Nanti dilain kesempatan saya akan menceritakan momen saya saat bersama Bleki, Mas Bibit Unggul.
Sebuah penghormatan untukmu, dan kehormatan untukku. Selamat menjelang tahun baru.

Semoga kebaikan selalu menyertaimu.

Meninggal dan ditinggal merupakan resiko yang harus kita hadapi  secara tabah, sebagai makhluk yang hidup dan masih menginjak tanah. Manusia tidak bisa mengelak apalagi menunda kematian. Sederhananya, "emang saya siapa bisa atur kehidupan?"

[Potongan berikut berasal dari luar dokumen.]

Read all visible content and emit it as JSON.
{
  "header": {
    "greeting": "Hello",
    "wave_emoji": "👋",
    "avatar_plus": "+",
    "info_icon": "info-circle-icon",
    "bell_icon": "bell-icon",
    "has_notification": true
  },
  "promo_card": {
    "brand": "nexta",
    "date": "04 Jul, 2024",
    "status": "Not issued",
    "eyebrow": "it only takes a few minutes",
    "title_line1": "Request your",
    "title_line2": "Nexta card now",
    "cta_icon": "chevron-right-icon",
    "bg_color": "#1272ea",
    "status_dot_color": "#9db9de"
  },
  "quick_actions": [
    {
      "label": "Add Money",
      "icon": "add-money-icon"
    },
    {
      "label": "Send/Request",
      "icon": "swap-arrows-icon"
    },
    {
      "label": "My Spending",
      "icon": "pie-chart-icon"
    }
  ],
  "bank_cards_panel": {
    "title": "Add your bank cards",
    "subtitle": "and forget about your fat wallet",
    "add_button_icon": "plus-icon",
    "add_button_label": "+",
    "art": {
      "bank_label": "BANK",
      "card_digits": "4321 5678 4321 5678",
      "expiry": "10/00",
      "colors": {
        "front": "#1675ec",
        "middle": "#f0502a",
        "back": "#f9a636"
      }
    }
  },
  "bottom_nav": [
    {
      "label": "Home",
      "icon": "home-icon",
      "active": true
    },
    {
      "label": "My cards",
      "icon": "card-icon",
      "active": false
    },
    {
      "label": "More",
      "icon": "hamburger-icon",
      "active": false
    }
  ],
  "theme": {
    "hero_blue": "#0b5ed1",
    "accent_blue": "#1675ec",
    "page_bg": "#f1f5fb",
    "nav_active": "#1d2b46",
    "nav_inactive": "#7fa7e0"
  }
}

Baiknya kita kembali ke milyaran tahun lalu, jauh sebelum hari ini. Dimana kepergian sudah berlangsung, terus menerus dan berulang. Hidup, mati, hidup, mati, sampai terjadi sebuah evolusi panjang yang mengakibatkan terciptanya gen nenek moyang manusia. Mungkin kala itu tidak ada kesedihan, karena saya yakin Bumi 001 belum punya akal dan pikiran. Sebut saja makhluk bernyawa itu dengan  Bumi 001. Penghuni pertama yang diberi status hidup oleh Tuhan.

Milyaran tahun berlalu, evolusi terjadi, dan hadirlah produk manusia kekinian yang ringkih sama hujan dan kesedihan. Bentar-bentar minum kopi, hobinya nungguin senja, setelah itu bersajak sambil dengar lantunan lagu indie, tapi yang metal. Lah gak nyambung. Bukan bersenandung malah moshing.

Sebenernya gak ada yang salah dari kesedihan, wajar aja manusia sedih. Bahkan seekor Gajah pun merasa kehilangan dan bersedih kalo salah satu anggota kawanannya mati. Kesedihan merupakan wujud ekspresi untuk berduka cita, jadi bukan lagi rahasia umum semisal kamu abis putus sama pacar, terus nangis sedu di pinggir pantai, sah aja. Nangis sambil makan beling juga gak masalah.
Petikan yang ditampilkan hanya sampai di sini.